Given last night’s blow to President Obama in the mid-term elections, where a handful of the much talked about ‘Tea Party’ were elected, it strikes me that his visit elsewhere, other than India this weekend, may have been (more) politically beneficial to his Presidency.

Let me explain:

1. Despite being a minority leader, Indian’s are huge fans of the Clintons. In fact, on a recent visit to the US, the sentiment expressed by several prominent persons of the diaspora pointed to their hidden hope that Hillary may consider ratcheting the pressure on Obama in the remainder of what they felt was his only term in the White House.

2. On bilateral relations, it may surprise you, but India really loves George W. Bush. For it was Dubya’s administration that allowed India to participate in the restricted super club of nuclear nations, despite their not signing important treaties on non-proliferation.

3. The civilian nuclear partnership was heralded as bringing a ‘paradigm shift’ to US – India relations – a true game-changer, if there ever was one!

Given that this is the case, what can Obama achieve:

4. Like Nirupama Rao said in her press conference, don’t expect too much apart from a structured dialogue that’s a continuation of interaction between the two sides. She’s trying to manage expectations, and did so effectively.

5. During the US elections, Obama suffered from rhetoric flourish which is going to bit him on his back side on this visit. India’s self perception as a confident, global player is partly attributed to her prowess in the IT / BPO sector. For Obama to promise to increase taxes for companies who take away jobs from America was a mistake in international terms.

6. America needs Indian IT firms. I don’t wish to teach you to suck eggs, but simply put Indian IT firms make American corporations efficient. Simple. So, why put this at risk. We already know that India’s Opposition Party, the BJP, intend on vocalising their views on this subject during the visit.
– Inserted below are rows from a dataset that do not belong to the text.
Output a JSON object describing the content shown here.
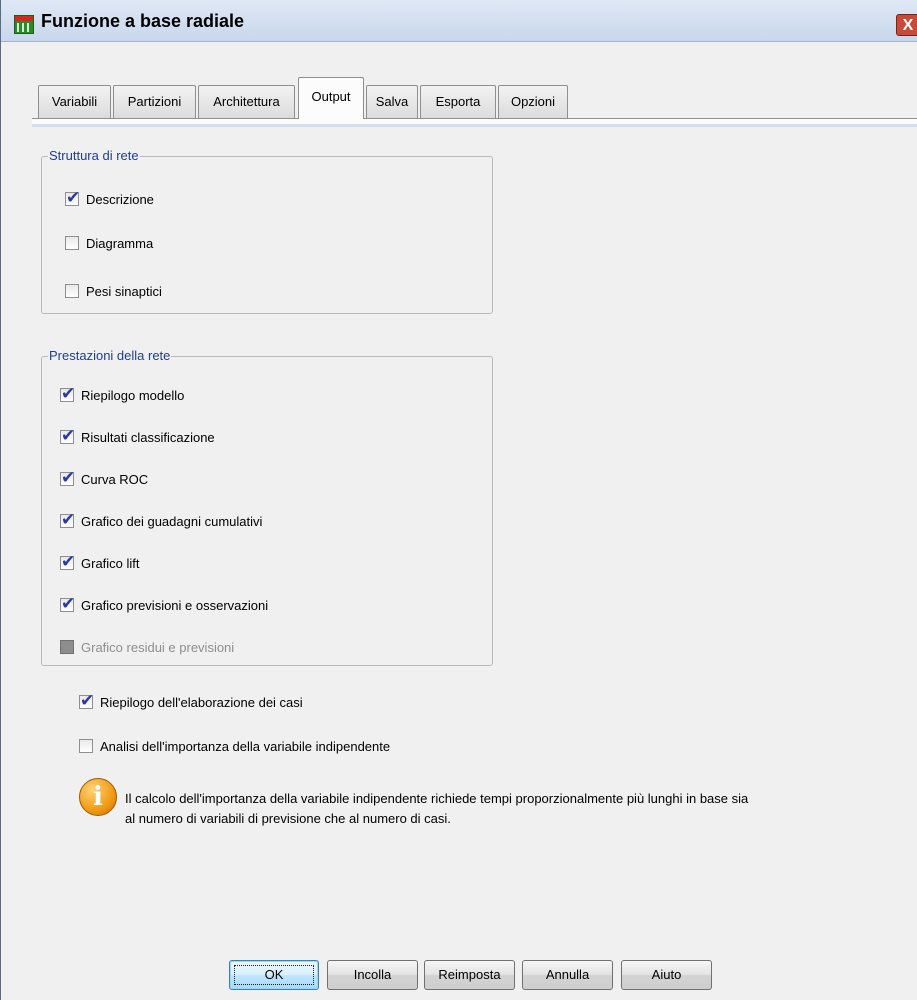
{
  "window": {
    "title": "Funzione a base radiale",
    "icon": "spss-data-table-icon",
    "close_label": "X"
  },
  "tabs": [
    {
      "label": "Variabili",
      "active": false
    },
    {
      "label": "Partizioni",
      "active": false
    },
    {
      "label": "Architettura",
      "active": false
    },
    {
      "label": "Output",
      "active": true
    },
    {
      "label": "Salva",
      "active": false
    },
    {
      "label": "Esporta",
      "active": false
    },
    {
      "label": "Opzioni",
      "active": false
    }
  ],
  "network_structure": {
    "legend": "Struttura di rete",
    "items": [
      {
        "label": "Descrizione",
        "checked": true,
        "enabled": true
      },
      {
        "label": "Diagramma",
        "checked": false,
        "enabled": true
      },
      {
        "label": "Pesi sinaptici",
        "checked": false,
        "enabled": true
      }
    ]
  },
  "network_performance": {
    "legend": "Prestazioni della rete",
    "items": [
      {
        "label": "Riepilogo modello",
        "checked": true,
        "enabled": true
      },
      {
        "label": "Risultati classificazione",
        "checked": true,
        "enabled": true
      },
      {
        "label": "Curva ROC",
        "checked": true,
        "enabled": true
      },
      {
        "label": "Grafico dei guadagni cumulativi",
        "checked": true,
        "enabled": true
      },
      {
        "label": "Grafico lift",
        "checked": true,
        "enabled": true
      },
      {
        "label": "Grafico previsioni e osservazioni",
        "checked": true,
        "enabled": true
      },
      {
        "label": "Grafico residui e previsioni",
        "checked": false,
        "enabled": false
      }
    ]
  },
  "extra_options": [
    {
      "label": "Riepilogo dell'elaborazione dei casi",
      "checked": true,
      "enabled": true
    },
    {
      "label": "Analisi dell'importanza della variabile indipendente",
      "checked": false,
      "enabled": true
    }
  ],
  "info": {
    "icon": "info-icon",
    "line1": "Il calcolo dell'importanza della variabile indipendente richiede tempi proporzionalmente più lunghi in base sia",
    "line2": "al numero di variabili di previsione che al numero di casi."
  },
  "buttons": {
    "ok": "OK",
    "paste": "Incolla",
    "reset": "Reimposta",
    "cancel": "Annulla",
    "help": "Aiuto"
  },
  "colors": {
    "legend_text": "#1f3e8a",
    "check_mark": "#2a3a9c",
    "dialog_bg": "#f0f0f0",
    "title_bar": "#c9d7ec"
  }
}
Thankfully for Obama, they’re simply not a threat to anyone nowadays in the politics of New Delhi.

7. Given all the evidence that India’s on the rise, I don’t think that the Indian’s will treat this visit like they did David Cameron’s. The UK does struggle to make its case to India effectively. Many captains of industry have often said that their focus, which was once on good ol’ Blighty, has switched to other places. In Obama’s case, America remains an important market today, and importantly, in the future. You can be rest assured that none other than Sonia Gandhi and heir apparent – Rahul Gandhi will roll out the red carpet for President Obama, unlike her absence on Cameron’s diary.

My prediction for this visit – apart from policy announcements on issues like defence cooperation, counter-terrorism, pacts to do with economic matters etc, unlike back at home in the US, he needn’t get upset when he’s invited to a tea party, or two.